As California continues to deal with last weekend’s deadly flooding, the new storm, expected to arrive Wednesday, will bring up to four inches of rain and winds up to 40 miles per hour to the valleys and heavy snowfall in the mountains, according to the Weather Forecast Center forecast. Flood warnings were in place Wednesday evening through Thursday in the area north of San Francisco, and flood watches were in effect in southern California.

As the storm approached the West Coast Tuesday night, it triggered a mandatory evacuation order in the flood-prone town of Watsonville and Santa Cruz County, south of San Francisco. San Jose and adjacent counties of San Mateo and Santa Cruz have declared local emergencies.

“Residents and visitors located in California over the next few days are advised to check their local forecasts and plan ahead for potentially hazardous weather conditions,” the Weather Prediction Center said. Meteorologists also suggested preparing for flooding, downed trees and power outages and said travel by road would be difficult or impossible in some areas.

Preparations for the storm were in full swing across the state. The California National Guard was seen installing flood barriers and sandbags in Sacramento, and officials in San Mateo County, just west of San Jose, had activated its emergency operations center. Several northern California parks were also closed due to tree hazards, and the South San Francisco Unified School District announced it would cancel classes on Thursday.

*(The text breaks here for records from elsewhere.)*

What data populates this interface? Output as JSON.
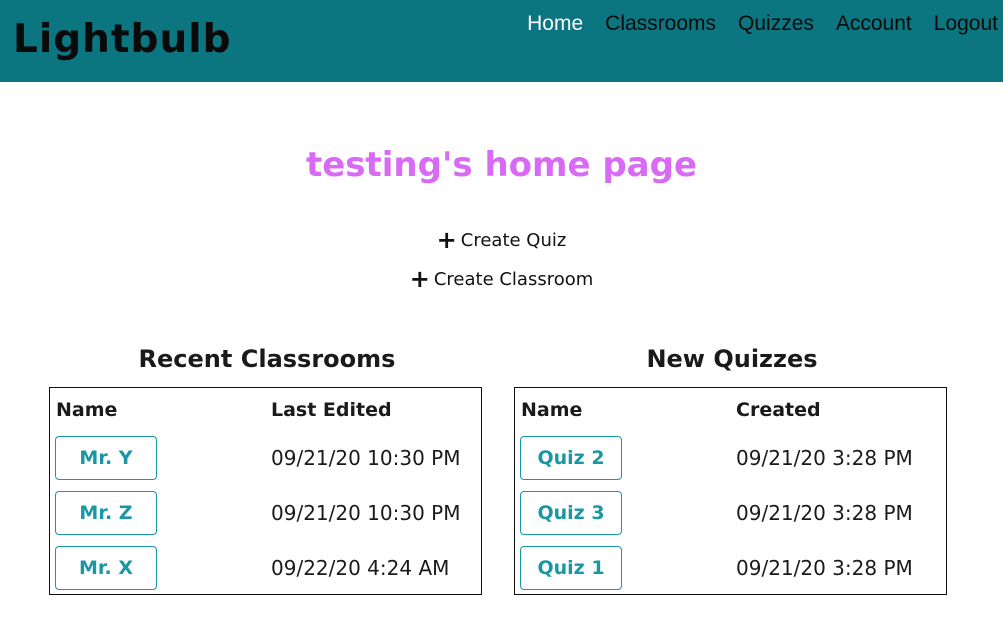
{
  "brand": "Lightbulb",
  "nav": {
    "items": [
      {
        "label": "Home",
        "active": true
      },
      {
        "label": "Classrooms",
        "active": false
      },
      {
        "label": "Quizzes",
        "active": false
      },
      {
        "label": "Account",
        "active": false
      },
      {
        "label": "Logout",
        "active": false
      }
    ]
  },
  "page_title": "testing's home page",
  "actions": {
    "create_quiz": "Create Quiz",
    "create_classroom": "Create Classroom"
  },
  "recent_classrooms": {
    "title": "Recent Classrooms",
    "headers": {
      "name": "Name",
      "date": "Last Edited"
    },
    "rows": [
      {
        "name": "Mr. Y",
        "date": "09/21/20 10:30 PM"
      },
      {
        "name": "Mr. Z",
        "date": "09/21/20 10:30 PM"
      },
      {
        "name": "Mr. X",
        "date": "09/22/20 4:24 AM"
      }
    ]
  },
  "new_quizzes": {
    "title": "New Quizzes",
    "headers": {
      "name": "Name",
      "date": "Created"
    },
    "rows": [
      {
        "name": "Quiz 2",
        "date": "09/21/20 3:28 PM"
      },
      {
        "name": "Quiz 3",
        "date": "09/21/20 3:28 PM"
      },
      {
        "name": "Quiz 1",
        "date": "09/21/20 3:28 PM"
      }
    ]
  },
  "colors": {
    "navbar": "#0b7580",
    "title": "#d96af5",
    "accent": "#1a97a5"
  },
  "icons": {
    "action": "plus-icon"
  }
}
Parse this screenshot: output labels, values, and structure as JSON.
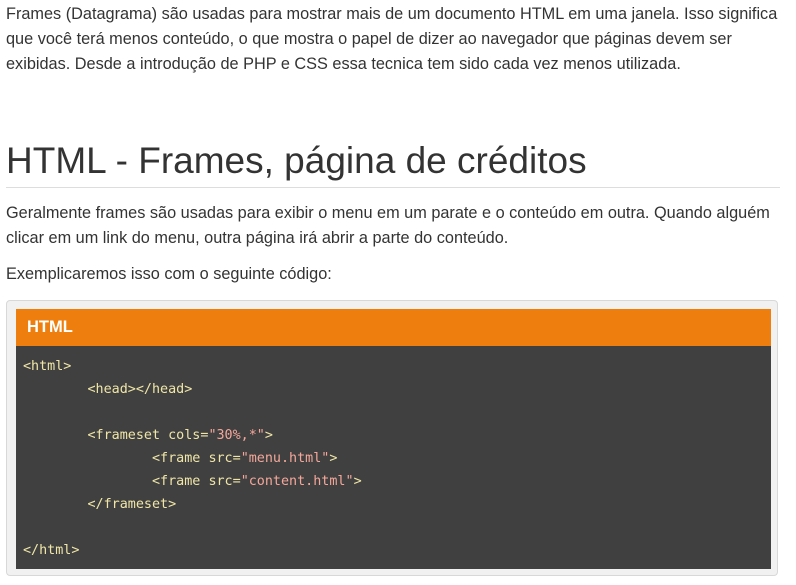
{
  "intro_paragraph": "Frames (Datagrama) são usadas para mostrar mais de um documento HTML em uma janela. Isso significa que você terá menos conteúdo, o que mostra o papel de dizer ao navegador que páginas devem ser exibidas. Desde a introdução de PHP e CSS essa tecnica tem sido cada vez menos utilizada.",
  "section_heading": "HTML - Frames, página de créditos",
  "body_paragraph": "Geralmente frames são usadas para exibir o menu em um parate e o conteúdo em outra. Quando alguém clicar em um link do menu, outra página irá abrir a parte do conteúdo.",
  "example_intro": "Exemplicaremos isso com o seguinte código:",
  "code_block": {
    "language_label": "HTML",
    "lines": {
      "l1": {
        "tag": "<html>"
      },
      "l2": {
        "indent": "        ",
        "tag": "<head></head>"
      },
      "l3": {
        "indent": ""
      },
      "l4": {
        "indent": "        ",
        "open": "<frameset ",
        "attr": "cols=",
        "value": "\"30%,*\"",
        "close": ">"
      },
      "l5": {
        "indent": "                ",
        "open": "<frame ",
        "attr": "src=",
        "value": "\"menu.html\"",
        "close": ">"
      },
      "l6": {
        "indent": "                ",
        "open": "<frame ",
        "attr": "src=",
        "value": "\"content.html\"",
        "close": ">"
      },
      "l7": {
        "indent": "        ",
        "tag": "</frameset>"
      },
      "l8": {
        "indent": ""
      },
      "l9": {
        "tag": "</html>"
      }
    }
  }
}
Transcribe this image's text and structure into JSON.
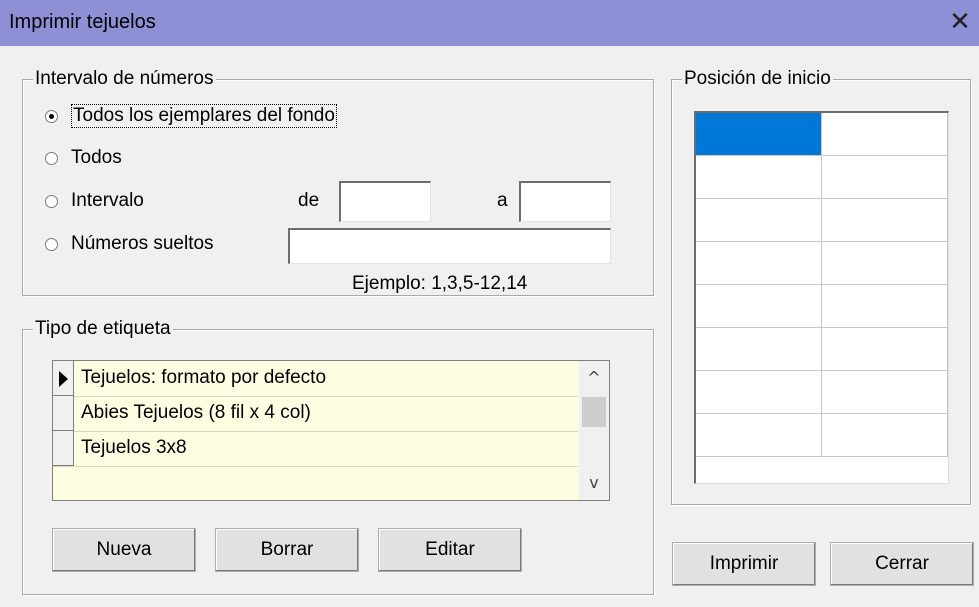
{
  "window": {
    "title": "Imprimir tejuelos",
    "close_glyph": "✕"
  },
  "intervalo": {
    "legend": "Intervalo de números",
    "options": [
      {
        "label": "Todos los ejemplares del fondo",
        "checked": true
      },
      {
        "label": "Todos",
        "checked": false
      },
      {
        "label": "Intervalo",
        "checked": false
      },
      {
        "label": "Números sueltos",
        "checked": false
      }
    ],
    "de_label": "de",
    "a_label": "a",
    "de_value": "",
    "a_value": "",
    "sueltos_value": "",
    "example": "Ejemplo: 1,3,5-12,14"
  },
  "tipo": {
    "legend": "Tipo de etiqueta",
    "rows": [
      {
        "label": "Tejuelos: formato por defecto",
        "current": true
      },
      {
        "label": "Abies Tejuelos (8 fil x 4 col)",
        "current": false
      },
      {
        "label": "Tejuelos 3x8",
        "current": false
      }
    ],
    "scroll_up": "^",
    "scroll_down": "v"
  },
  "buttons": {
    "nueva": "Nueva",
    "borrar": "Borrar",
    "editar": "Editar",
    "imprimir": "Imprimir",
    "cerrar": "Cerrar"
  },
  "posicion": {
    "legend": "Posición de inicio",
    "rows": 8,
    "cols": 2,
    "selected_row": 1,
    "selected_col": 1
  },
  "colors": {
    "titlebar": "#8f8fd6",
    "grid_background": "#fdfde1",
    "selection": "#0078d7"
  }
}
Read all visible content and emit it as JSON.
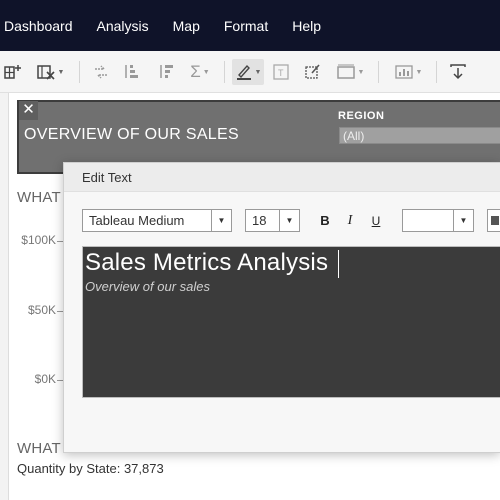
{
  "menu": [
    "Dashboard",
    "Analysis",
    "Map",
    "Format",
    "Help"
  ],
  "toolbar": {
    "icons": [
      "new-datasource-icon",
      "clear-sheet-icon",
      "swap-icon",
      "sort-ascending-icon",
      "sort-descending-icon",
      "totals-icon",
      "highlight-icon",
      "text-label-icon",
      "annotate-icon",
      "fit-width-icon",
      "show-me-icon",
      "download-icon"
    ]
  },
  "dashboard": {
    "header_title": "OVERVIEW OF OUR SALES",
    "close_glyph": "✕",
    "region_label": "REGION",
    "region_value": "(All)",
    "sheet1_title": "WHAT",
    "sheet2_title": "WHAT",
    "axis_labels": [
      "$100K",
      "$50K",
      "$0K"
    ],
    "quantity_label": "Quantity by State: 37,873"
  },
  "dialog": {
    "title": "Edit Text",
    "font_family": "Tableau Medium",
    "font_size": "18",
    "bold": "B",
    "italic": "I",
    "underline": "U",
    "color_value": "",
    "dropdown_glyph": "▼",
    "text_title": "Sales Metrics Analysis",
    "text_subtitle": "Overview of our sales"
  },
  "colors": {
    "menubar": "#0f1329",
    "header_band": "#707070",
    "editor_bg": "#3b3b3b"
  }
}
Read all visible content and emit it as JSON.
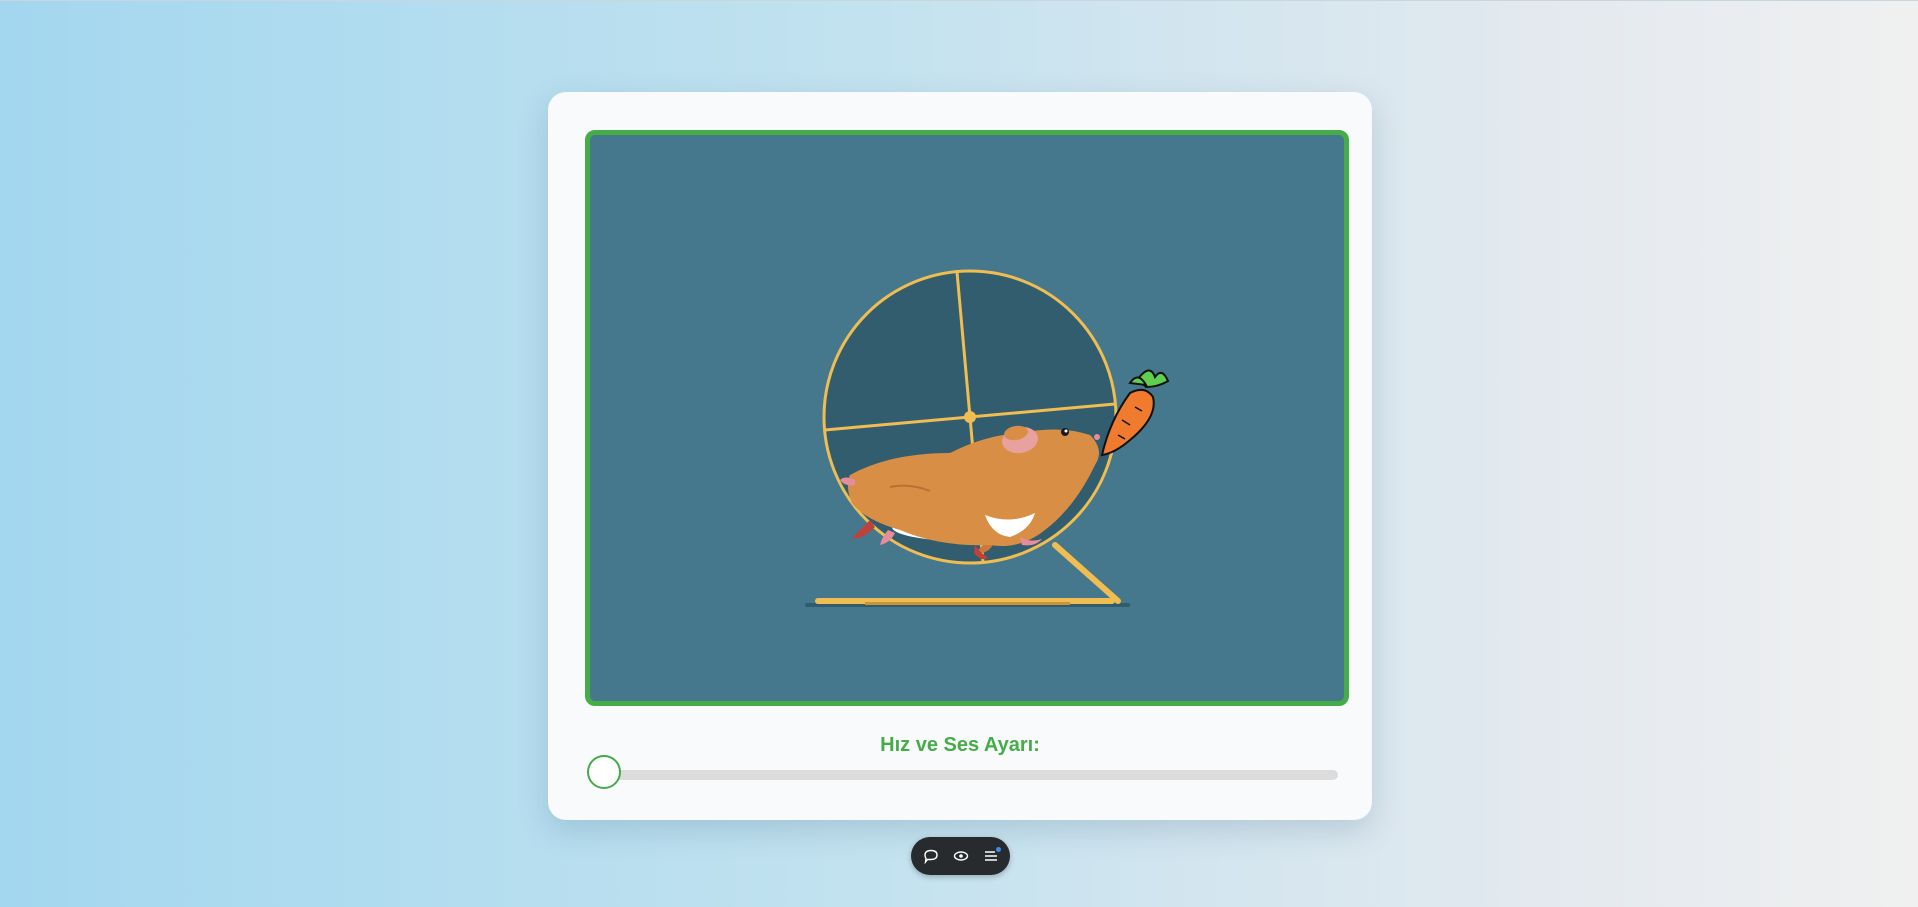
{
  "control": {
    "label": "Hız ve Ses Ayarı:",
    "speed_value_percent": 0
  },
  "colors": {
    "accent": "#45ac48",
    "stage_background": "#45788c",
    "wheel": "#efbd52",
    "hamster": "#d98e45",
    "carrot": "#f07b2e",
    "carrot_leaves": "#5fcf4e"
  },
  "scene": {
    "items": [
      "hamster-wheel",
      "hamster",
      "carrot",
      "wheel-stand"
    ]
  },
  "dock": {
    "icons": [
      "chat-bubble-icon",
      "eye-icon",
      "menu-icon"
    ]
  }
}
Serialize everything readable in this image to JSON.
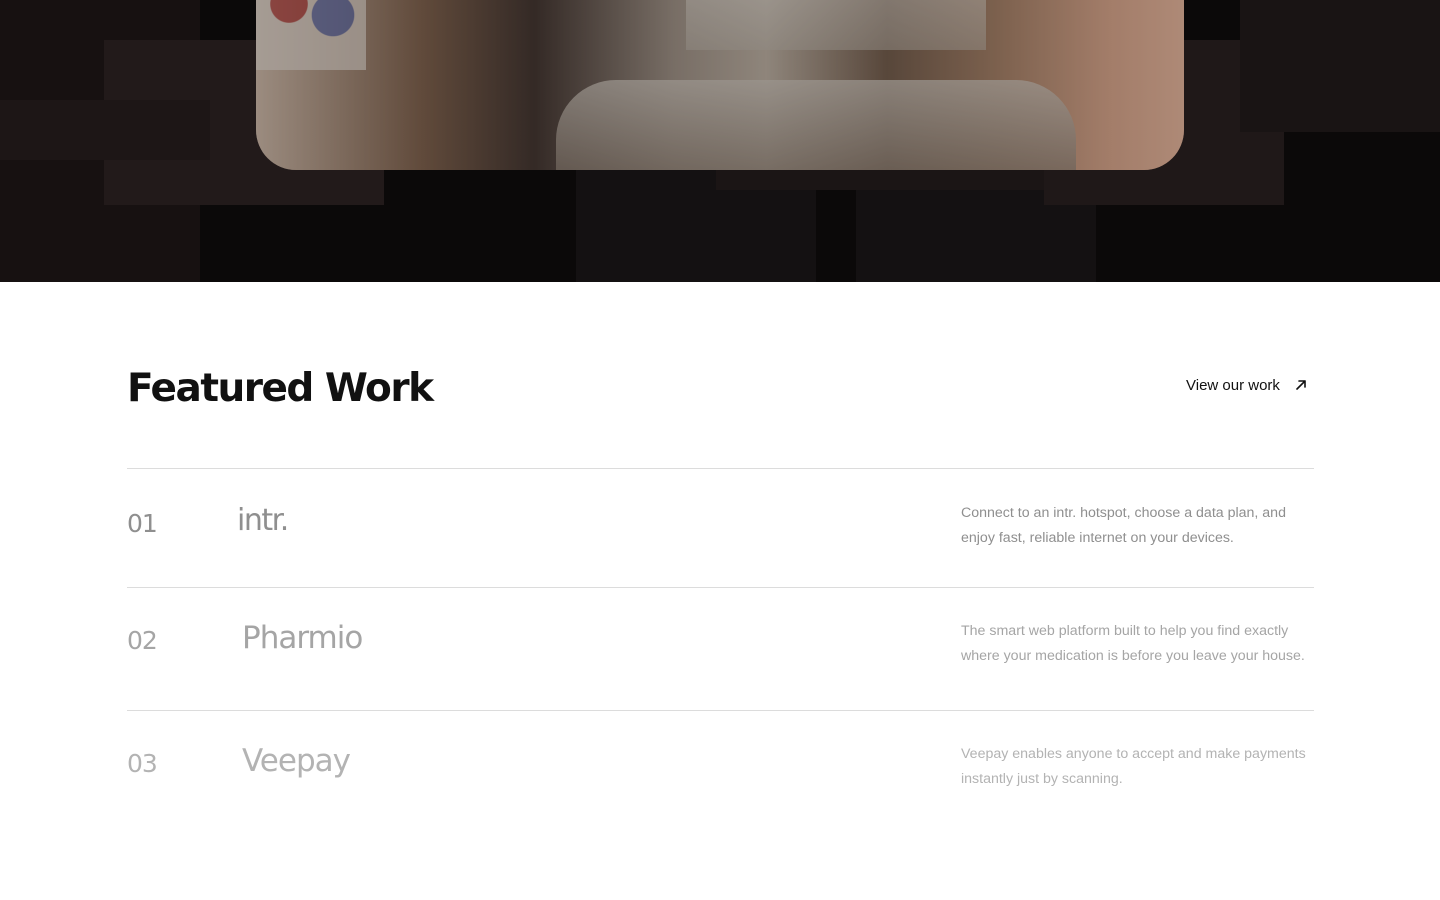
{
  "hero": {
    "image_alt": "Team meeting around a table",
    "accent_colors": [
      "#0b0909",
      "#2a2020",
      "#c49a82"
    ]
  },
  "featured": {
    "title": "Featured Work",
    "view_link_label": "View our work",
    "view_link_icon": "arrow-up-right-icon",
    "projects": [
      {
        "number": "01",
        "name": "intr.",
        "description": "Connect to an intr. hotspot, choose a data plan, and enjoy fast, reliable internet on your devices."
      },
      {
        "number": "02",
        "name": "Pharmio",
        "description": "The smart web platform built to help you find exactly where your medication is before you leave your house."
      },
      {
        "number": "03",
        "name": "Veepay",
        "description": "Veepay enables anyone to accept and make payments instantly just by scanning."
      }
    ]
  }
}
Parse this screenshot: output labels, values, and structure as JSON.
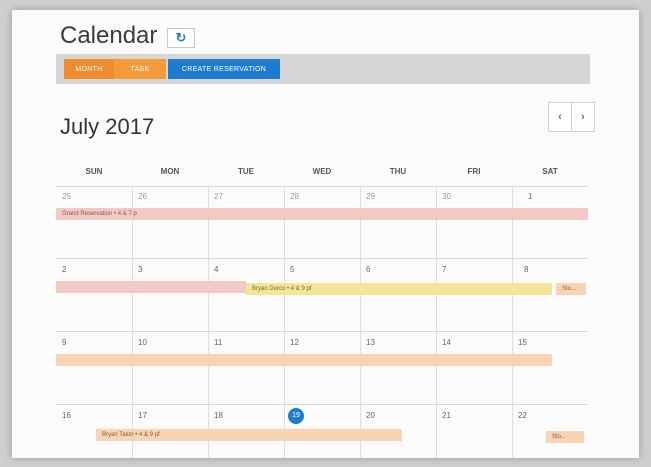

The Governor’s Office said on Twitter that the state operations center was at its highest emergency level and that the flood operations center was assisting local residents with obtaining sandbags and other necessities in the event of a storm. Shelters were being opened and staff were ready to be deployed to hospitals and ambulance teams, officials said.

The latest storm is part of a series of atmospheric rivers, moisture channels in the tropical Pacific Ocean, which meteorologists predict will continue through mid-January.

In drought-stricken California, heavy rains and snow have brought some relief. But rising waters flooded streets and inundated homes in parts of the state. Streets and basements still drained in downtown San Francisco, one of the neighborhoods hardest hit by the approaching storm.

Already soggy from successive storms, California’s soil has become less absorbent, so even a few inches of rain could cause it to flood and slide, forecasters said.

“Recent rainfall has left soils saturated and susceptible to flooding and rapid runoff issues,” the Weather Prediction Center said. “Sensitive terrain will also have the potential for landslides.”

An atmospheric river that flooded the West Coast on December 26 killed at least five people. Another swept east across the country Tuesday, bringing strong tornadoes, thunderstorms and flooding to parts of the Plains, Upper Midwest and South after bringing snow to Utah and the Arizona.

This storm is expected to lessen in intensity across the Midwest by Wednesday evening as it moves toward the East Coast, the Weather Prediction Center said. It continued to trigger tornadoes and bring large hail to the Midwest and Southeast Tuesday night.

Derrick Bryson Taylor contributed report.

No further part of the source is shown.